現役時からセカンドキャリアのことを考えて、引退後にビジネスで成功するアスリートは以前から存在する。アスリートがビジネスに関わること自体にも善悪はない。ここで指摘したいのは、本田のバイタリティと行動力がファスト教養の文脈に属する人たちの価値観を広げるのに結果的に利用されている点である。圧倒的な努力で競争を勝ち抜いてきたカリスマ性のある本田の存在は、自己責任による社会のあり方を推し進めるシンボルとして適任である。本田が自身のビジネスのためにチャレンジすればするほど、それは自己責任ベースのファスト教養の世界の養分となる。

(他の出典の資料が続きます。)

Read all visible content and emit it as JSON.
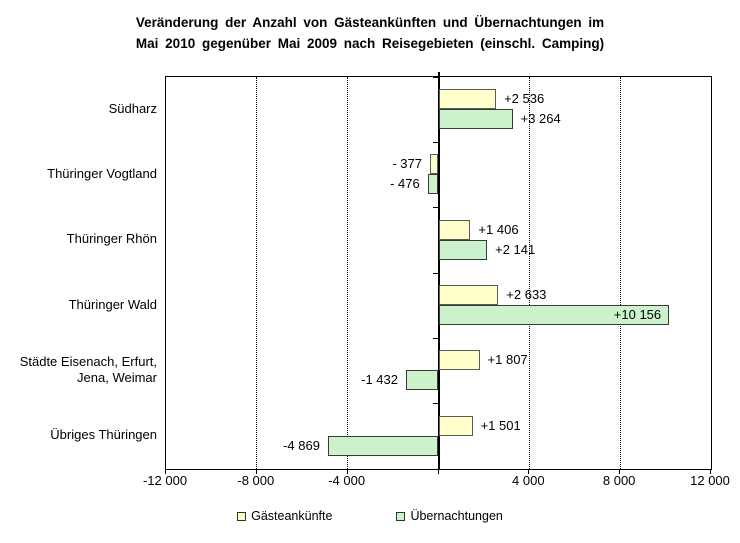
{
  "page": {
    "background": "#FFFFFF"
  },
  "chart_data": {
    "type": "bar",
    "orientation": "horizontal",
    "title": "Veränderung der Anzahl von Gästeankünften und Übernachtungen im Mai 2010 gegenüber Mai 2009 nach Reisegebieten (einschl. Camping)",
    "title_lines": [
      "Veränderung der Anzahl von Gästeankünften und Übernachtungen im",
      "Mai 2010 gegenüber Mai 2009 nach Reisegebieten (einschl. Camping)"
    ],
    "categories": [
      "Südharz",
      "Thüringer Vogtland",
      "Thüringer Rhön",
      "Thüringer Wald",
      "Städte Eisenach, Erfurt, Jena, Weimar",
      "Übriges Thüringen"
    ],
    "series": [
      {
        "name": "Gästeankünfte",
        "color": "#FFFFCC",
        "border_color": "#595959",
        "values": [
          2536,
          -377,
          1406,
          2633,
          1807,
          1501
        ],
        "labels": [
          "+2 536",
          "- 377",
          "+1 406",
          "+2 633",
          "+1 807",
          "+1 501"
        ]
      },
      {
        "name": "Übernachtungen",
        "color": "#CCF2CC",
        "border_color": "#3a3a3a",
        "values": [
          3264,
          -476,
          2141,
          10156,
          -1432,
          -4869
        ],
        "labels": [
          "+3 264",
          "- 476",
          "+2 141",
          "+10 156",
          "-1 432",
          "-4 869"
        ]
      }
    ],
    "xlim": [
      -12000,
      12000
    ],
    "x_ticks": [
      -12000,
      -8000,
      -4000,
      0,
      4000,
      8000,
      12000
    ],
    "x_tick_labels": [
      "-12 000",
      "-8 000",
      "-4 000",
      "",
      "4 000",
      "8 000",
      "12 000"
    ],
    "gridlines_at": [
      -8000,
      -4000,
      4000,
      8000
    ],
    "grid_style": "dotted",
    "legend_position": "bottom",
    "colors": {
      "axis": "#000000",
      "grid": "#000000",
      "text": "#000000"
    }
  }
}
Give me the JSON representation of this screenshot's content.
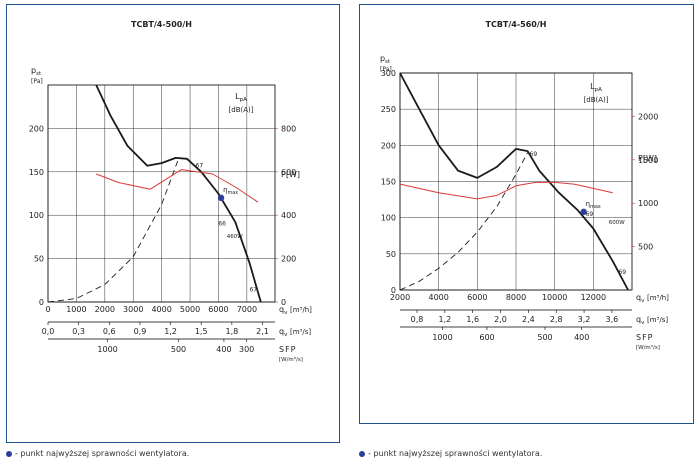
{
  "footnote": "- punkt najwyższej sprawności wentylatora.",
  "colors": {
    "frame": "#1f4f8f",
    "pressure": "#1a1a1a",
    "power": "#d93a3a",
    "noise": "#2e9e6b",
    "point": "#2a3f9a"
  },
  "chart_data": [
    {
      "type": "line",
      "title": "TCBT/4-500/H",
      "ylabel": "p",
      "ylabel_sub": "st",
      "ylabel_unit": "[Pa]",
      "y_ticks": [
        "0",
        "50",
        "100",
        "150",
        "200"
      ],
      "ylim": [
        0,
        250
      ],
      "power_label": "P[W]",
      "power_ticks": [
        "0",
        "200",
        "400",
        "600",
        "800"
      ],
      "power_lim": [
        0,
        1000
      ],
      "noise_label": "L",
      "noise_label_sub": "pA",
      "noise_unit": "[dB(A)]",
      "x_label": "q",
      "x_label_sub": "v",
      "x_unit": "[m³/h]",
      "x_ticks": [
        "0",
        "1000",
        "2000",
        "3000",
        "4000",
        "5000",
        "6000",
        "7000"
      ],
      "xlim": [
        0,
        8000
      ],
      "x2_label": "q",
      "x2_label_sub": "v",
      "x2_unit": "[m³/s]",
      "x2_ticks": [
        {
          "v": 0,
          "t": "0,0"
        },
        {
          "v": 1080,
          "t": "0,3"
        },
        {
          "v": 2160,
          "t": "0,6"
        },
        {
          "v": 3240,
          "t": "0,9"
        },
        {
          "v": 4320,
          "t": "1,2"
        },
        {
          "v": 5400,
          "t": "1,5"
        },
        {
          "v": 6480,
          "t": "1,8"
        },
        {
          "v": 7560,
          "t": "2,1"
        }
      ],
      "sfp_label": "SFP",
      "sfp_unit": "[W/m³/s]",
      "sfp_ticks": [
        {
          "v": 2100,
          "t": "1000"
        },
        {
          "v": 4600,
          "t": "500"
        },
        {
          "v": 6200,
          "t": "400"
        },
        {
          "v": 7000,
          "t": "300"
        }
      ],
      "series": [
        {
          "role": "pressure",
          "style": "solid",
          "x": [
            1700,
            2200,
            2800,
            3500,
            4000,
            4500,
            4900,
            5400,
            6000,
            6600,
            7100,
            7500
          ],
          "y": [
            250,
            215,
            180,
            157,
            160,
            166,
            165,
            150,
            125,
            92,
            45,
            0
          ]
        },
        {
          "role": "system",
          "style": "dashed",
          "x": [
            0,
            1000,
            2000,
            3000,
            4000,
            4600
          ],
          "y": [
            0,
            4,
            20,
            52,
            112,
            165
          ]
        },
        {
          "role": "power",
          "style": "solid",
          "x": [
            1700,
            2500,
            3600,
            4700,
            5800,
            6600,
            7400
          ],
          "y": [
            590,
            550,
            520,
            610,
            590,
            530,
            460
          ]
        }
      ],
      "noise_marks": [
        {
          "x": 5200,
          "y": 155,
          "t": "67"
        },
        {
          "x": 6000,
          "y": 88,
          "t": "66"
        },
        {
          "x": 7100,
          "y": 12,
          "t": "67"
        }
      ],
      "eff_point": {
        "x": 6100,
        "y": 120,
        "label": "η",
        "label_sub": "max"
      },
      "power_tag": {
        "x": 6300,
        "y": 74,
        "t": "460W"
      }
    },
    {
      "type": "line",
      "title": "TCBT/4-560/H",
      "ylabel": "p",
      "ylabel_sub": "st",
      "ylabel_unit": "[Pa]",
      "y_ticks": [
        "0",
        "50",
        "100",
        "150",
        "200",
        "250",
        "300"
      ],
      "ylim": [
        0,
        300
      ],
      "power_label": "P[W]",
      "power_ticks": [
        "500",
        "1000",
        "1500",
        "2000"
      ],
      "power_lim": [
        0,
        2500
      ],
      "noise_label": "L",
      "noise_label_sub": "pA",
      "noise_unit": "[dB(A)]",
      "x_label": "q",
      "x_label_sub": "v",
      "x_unit": "[m³/h]",
      "x_ticks": [
        "2000",
        "4000",
        "6000",
        "8000",
        "10000",
        "12000"
      ],
      "xlim": [
        2000,
        14000
      ],
      "x2_label": "q",
      "x2_label_sub": "v",
      "x2_unit": "[m³/s]",
      "x2_ticks": [
        {
          "v": 2880,
          "t": "0,8"
        },
        {
          "v": 4320,
          "t": "1,2"
        },
        {
          "v": 5760,
          "t": "1,6"
        },
        {
          "v": 7200,
          "t": "2,0"
        },
        {
          "v": 8640,
          "t": "2,4"
        },
        {
          "v": 10080,
          "t": "2,8"
        },
        {
          "v": 11520,
          "t": "3,2"
        },
        {
          "v": 12960,
          "t": "3,6"
        }
      ],
      "sfp_label": "SFP",
      "sfp_unit": "[W/m³/s]",
      "sfp_ticks": [
        {
          "v": 4200,
          "t": "1000"
        },
        {
          "v": 6500,
          "t": "600"
        },
        {
          "v": 9500,
          "t": "500"
        },
        {
          "v": 11400,
          "t": "400"
        }
      ],
      "series": [
        {
          "role": "pressure",
          "style": "solid",
          "x": [
            2000,
            3000,
            4000,
            5000,
            6000,
            7000,
            8000,
            8600,
            9200,
            10200,
            11200,
            12000,
            13000,
            13800
          ],
          "y": [
            300,
            250,
            200,
            165,
            155,
            170,
            195,
            192,
            165,
            135,
            110,
            85,
            40,
            0
          ]
        },
        {
          "role": "system",
          "style": "dashed",
          "x": [
            2000,
            3000,
            4000,
            5000,
            6000,
            7000,
            8000,
            8600
          ],
          "y": [
            0,
            12,
            30,
            52,
            80,
            115,
            160,
            190
          ]
        },
        {
          "role": "power",
          "style": "solid",
          "x": [
            2000,
            4000,
            6000,
            7000,
            8000,
            9000,
            10000,
            11000,
            12000,
            13000
          ],
          "y": [
            1220,
            1120,
            1050,
            1090,
            1200,
            1240,
            1240,
            1220,
            1170,
            1120
          ]
        }
      ],
      "noise_marks": [
        {
          "x": 8700,
          "y": 185,
          "t": "69"
        },
        {
          "x": 11600,
          "y": 102,
          "t": "69"
        },
        {
          "x": 13300,
          "y": 22,
          "t": "69"
        }
      ],
      "eff_point": {
        "x": 11500,
        "y": 108,
        "label": "η",
        "label_sub": "max"
      },
      "power_tag": {
        "x": 12800,
        "y": 91,
        "t": "600W"
      }
    }
  ]
}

本田は母校の石川・星稜高で教員をしていた縁で付き合いのある馳浩元文科相との縁で、2022年2月2日に自民党のスポーツ立国調査会に出席した(2022年2月2日朝日新聞「「公園での遊びが…」 サッカー本田圭佑は自民党で訴えた」)。
2010年代の日本サッカーを背負ったレジェンドは、いまや維新の会だけでなく自民党からも担がれるようになっている。サッカー選手としての目立ったキャリアはここ数年残していない中、彼はこの先の社会でどんなポジションを占めるようになるのだろうか。